慢性リンパ性白血病(CLL)/小リンパ球性リンパ腫(SLL)に対する1次治療として、ブルトン型チロシンキナーゼ(BTK)阻害薬イブルチニブとBCL-2阻害薬ベネトクラクスの併用療法の有用性をみた国際多施設共同第II相試験CAPTIVATEの追加解析結果について、イタリア・ビタ・サルート・サンラファエル大学のPaolo Ghia氏が米国臨床腫瘍学会年次総会(2021 ASCO Annual Meeting)で発表した。

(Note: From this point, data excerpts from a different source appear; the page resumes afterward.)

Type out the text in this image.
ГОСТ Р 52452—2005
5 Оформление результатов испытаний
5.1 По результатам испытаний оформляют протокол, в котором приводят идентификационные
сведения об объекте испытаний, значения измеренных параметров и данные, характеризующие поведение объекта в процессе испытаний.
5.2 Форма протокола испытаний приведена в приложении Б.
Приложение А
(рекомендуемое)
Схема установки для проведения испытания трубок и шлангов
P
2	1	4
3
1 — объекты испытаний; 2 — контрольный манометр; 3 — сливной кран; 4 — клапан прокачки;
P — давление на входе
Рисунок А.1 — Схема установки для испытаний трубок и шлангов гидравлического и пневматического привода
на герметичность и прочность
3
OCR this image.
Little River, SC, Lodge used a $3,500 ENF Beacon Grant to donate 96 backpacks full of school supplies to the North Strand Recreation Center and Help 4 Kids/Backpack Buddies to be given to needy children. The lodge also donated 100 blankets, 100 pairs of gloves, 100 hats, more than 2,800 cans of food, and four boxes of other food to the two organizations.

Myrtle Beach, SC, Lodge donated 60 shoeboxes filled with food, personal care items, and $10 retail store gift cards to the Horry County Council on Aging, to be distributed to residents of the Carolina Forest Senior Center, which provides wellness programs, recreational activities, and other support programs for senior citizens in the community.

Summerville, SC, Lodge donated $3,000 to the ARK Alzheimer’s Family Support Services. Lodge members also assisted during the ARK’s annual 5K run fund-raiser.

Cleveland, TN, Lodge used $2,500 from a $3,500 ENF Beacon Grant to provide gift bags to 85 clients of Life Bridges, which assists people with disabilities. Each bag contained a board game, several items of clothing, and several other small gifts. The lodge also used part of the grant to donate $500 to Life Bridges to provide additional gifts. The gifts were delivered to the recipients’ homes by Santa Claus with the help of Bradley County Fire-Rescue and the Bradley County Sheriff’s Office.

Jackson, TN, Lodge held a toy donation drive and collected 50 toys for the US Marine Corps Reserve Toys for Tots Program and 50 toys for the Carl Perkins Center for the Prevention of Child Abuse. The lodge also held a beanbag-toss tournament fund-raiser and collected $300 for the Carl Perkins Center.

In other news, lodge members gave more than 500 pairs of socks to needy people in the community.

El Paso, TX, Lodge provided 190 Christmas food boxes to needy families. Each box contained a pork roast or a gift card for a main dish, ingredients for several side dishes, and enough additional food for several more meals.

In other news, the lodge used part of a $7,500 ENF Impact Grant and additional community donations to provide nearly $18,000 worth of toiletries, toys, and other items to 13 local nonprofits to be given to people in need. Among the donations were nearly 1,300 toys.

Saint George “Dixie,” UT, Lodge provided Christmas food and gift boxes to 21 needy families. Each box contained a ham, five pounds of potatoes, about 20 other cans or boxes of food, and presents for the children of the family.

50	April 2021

CAPTIVATE試験は、被験者を微小残存病変(MRD)コホートと治療期間を固定したFixed-duration(FD)コホートに分けて実施。MRDコホートの分析結果は2020年の米国血液学会(ASH)で既に報告されており、イブルチニブを3サイクル投与後、12サイクルのイブルチニブ(Ib)+ベネトクラクス(V)を投与したところ、3分の2以上が検出不能なMRD(uMRD)となり、さらにIb+V投与後にMRDの状態に基づいた無作為化治療を実施したところ、30ヵ月後の無増悪生存(PFS)率が95%以上と高い奏効を示した。
今回はFDコホートの分析結果が発表された。
・対象:70歳以下で治療歴のない、ECOG PS 0~2のCLL/SLL患者
・介入:Ib(420mg/日)を3サイクル投与後、Ib(同量)+V(最初の5週間で20mgから400mg/日まで増量)を12サイクル投与
・評価項目:
[主要評価項目]
17p欠失のない患者における完全奏効(CR)および血球数が未回復な完全奏効(CRi)率
[副次評価項目]
奏効率(ORR)、奏効期間、uMRD率、無増悪生存期間(PFS)、全生存期間(OS)、腫瘍崩壊症候群(TLS)リスク低減、安全性
主な結果は以下のとおり。
・159例(年齢中央値60歳)が登録され、Ibによる導入治療を完了して併用療法を開始したのは153例、12サイクルのIb+V療法を完了したのは147例(92%)、観察期間中央値は27.9(0.8~33.2)ヵ月だった。
・高リスク要因は、IGHV(免疫グロブリン重鎖可変領域遺伝子)変異なしが56%、17p欠失/TP53変異が17%、17p欠失が13%、11q欠失が18%、複雑核型が19%だった。またリンパ節のサイズが5cm以上の患者は30%だった。
・17p欠失なし(136例)におけるCR/CRi率は56%(95%信頼区間:48~64)、全患者では55%(48~63)となり、事前に設定された最小値37%を有意に超え(p<0.0001)、主要評価項目を達成した。高リスク群でも同様の結果だった。
・全体のORRは96%、24ヵ月間のPFSは95%、OSは98%だった。
・末梢血では77%、骨髄では60%が最高のuMRD反応を得た。
・有害事象(AE)は主にGrade1/2だった。最も多かったGrade3/4のAEは、好中球減少(33%)、感染症(8%)、高血圧(6%)等だった。AEによる投与中止は8例(5%)で、Ibのみが5例、Ib+Vが3例だった。
Ghia氏は、CLL/SLL初回治療としてのIb+V療法は、化学療法を行わない固定期間のレジメンとして高リスク群を含む患者に対し、深い奏効と持続的な奏効を示し、新たな安全性の問題も認められなかった、とした。同じレジメンで高齢者を対象とした第III相試験のGLOW試験が進行中だという。